A potentially therapeutic method to interfere with CSNAP activity, a key negative regulator of protein degradation.
Protein degradation is one of the most essential mechanisms regulating the proteome and its responses to stimuli. The process is largely mediated by E3 ligases, which ubiquitinate target proteins, tagging them for degradation. Cullin-RING ligases (CRLs) comprise one of the largest E3 ligase families, which includes ~250 complexes modularly built around a central cullin scaffold, which is then associated with a specific substrate receptor, adaptor protein and a RING protein that recruits the E2 ubiquitin-conjugating enzyme. The specific set of CRLs active at a given time dictates the dynamics and specificity of protein assembly and disassembly formulating the response to regulatory cues. Given its central role in regulating an array of cellular processes, including cell division and proliferation, it is not surprising that impaired CRL function has been correlated with numerous pathologies, rendering it an attractive therapeutic target.
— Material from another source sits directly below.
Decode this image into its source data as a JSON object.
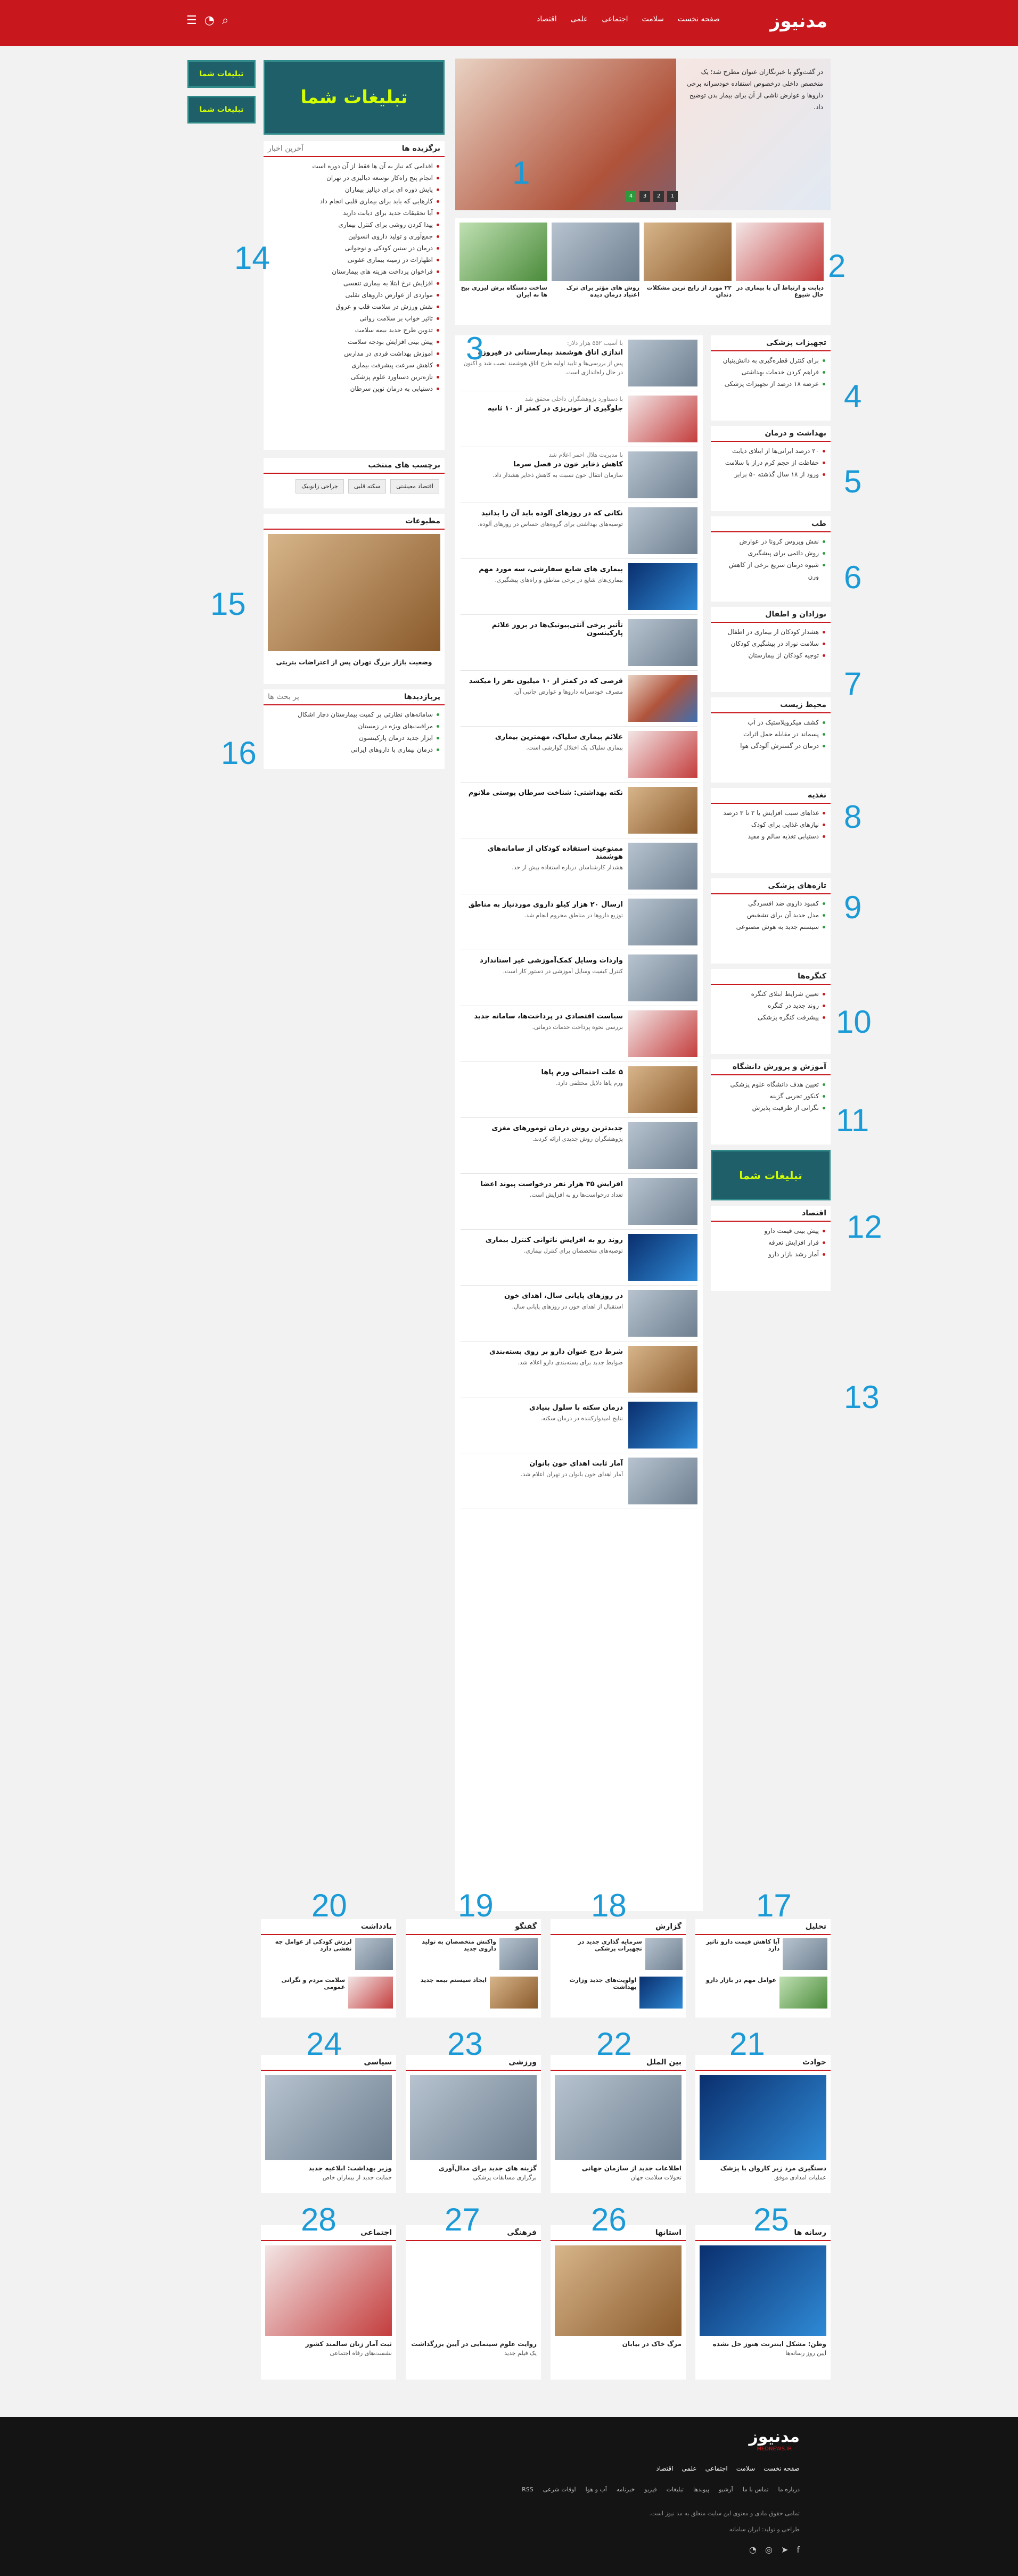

All CRLs are regulated by the COP9 signalosome complex (CSN), either via enzymatic deconjugation of a ubiquitin-like protein from the cullin subunit (deneddylation) or via steric hindrance of key substrate binding regions, ultimately inhibiting CRL activity. CSN is comprised of eight subunits linked together by CSNAP, a 57-amino acid protein recently discovered by Michal Sharon and her team. The group found that absence of CSNAP compromised the disassembly and assembly of CRL complexes, which led to global proteomic shifts, disrupted cell morphology, growth and cell cycle progression and impaired DNA damage response. Thus, agents attenuating the incorporation of CSNAP into CSN complexes may be potent therapeutics for conditions associated with aberrant protein degradation.
The research team found that meristoylated forms of the C’-terminal peptide of CSNAP were highly cell-permeable and significantly reduced HAP1 cell viability and proliferation in a dose-dependent manner. The peptide competed with and displaced endogenous full-length CSNAP proteins, and successfully incorporated into CSN complexes in HAP1 cells. Further studies demonstrated that substitution of specific amino acids in the unstructured C-terminal tail of C-CSNAP, enhanced CSNAP displacement from CSN.
- Therapeutic candidate for conditions associated with aberrant protein degradation
- Specific modifications of CSNAP uncoupled its steric and catalytic activities, providing a means of targeting specific functional roles of CSN in cellular processes and pathologies.
Present results involve comprehensive in vitro characterization of the C-myristoyl CSNAP peptide, including its cellular effect, conformational structure and interaction with CNS subunits.